His interest in culture was deepest when he chose the Tengger ethnic group in Mount Bromo as the focus for his dissertation at the University of Indonesia.

For five years, Ayu, awarded a scholarship from ILDEP at Leiden University in the Netherlands, lived on the slopes of Mount Bromo. ""My doctorate degree, which I earned with distinction, belongs to the Tengger people,"" he said humbly.

His research on the Tengger also won him first prize in the selection of manuscripts on humanities held by PT Balai Pustaka in 1997. In the same year, his research came out as a book entitled Legend of Kasada and Karo of the Tengger People of Lumajang.

Having spent many years dealing with the cultural affairs of East Java, Ayu has a good grasp of East Javanese culture, which is often treated unfairly. This has prompted him to continue in his efforts to defend it.

""Government policies neglect the cultural side and therefore create new problems that are more complicated and harder to solve,"" said Ayu, who used to teach Javanese language to Surinamese in Rotterdam, the Netherlands.

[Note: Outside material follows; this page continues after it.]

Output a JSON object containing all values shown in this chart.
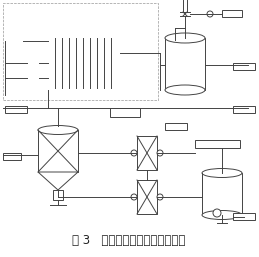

The ""Green Revolution"" during the New Order period is a good example of how the government neglected the cultural aspects in carrying out its policy. That program, which sought to improve agricultural production through the use of superior seedlings and factory-made fertilizer, raised farmers' earnings but created dependency.

When the prices of superior seedlings and factory-made fertilizes eventually increased because of economic pressures in other parts of the world, the farmers had to bear the brunt.

Unfortunately, the farmers were no longer accustomed to using ordinary seeds and organic fertilizers. ""Things would have been different had the government maintained a good grasp of cultural matters,"" said Ayu, recognized as one of the 15 highest-achieving lecturers in the country.

If the government took culture into account, it could make use of the character of each ethnic group to encourage culture-based development programs.

East Java, for example, has 10 distinct cultural groups, he said. They are Mataraman Javanese (around Kediri), Panaragan Javanese (Ponorogo), Arek (Surabaya), Samin (Bojonegoro), Tengger (Mount Bromo), Osing (Banyuwangi), Pandalungan (Jember), Madura Island, Madura Bawean (Bawean Island) and Madura Kangean.

Each has its own character, which the government can make use of in its development efforts. ""The Tengger people appreciate nature very much, so in agriculture they could provide an example of a superior agricultural projects without the use of factory-made materials,"" Ayu said.

Unfortunately, he said, the present government did not seem to understand the significance of these cultural traits. In many cities throughout the country, for example, the government prefers to set up malls, believing that would be the best path to modernization, rather than encouraging community activities related to the arts.

""Malls have sprung up and taken over the green spaces. Even towns or city squares, which should ideally serve as areas for model cultural development projects, have also been converted into market places for vendors and transvestites,"" he deduced.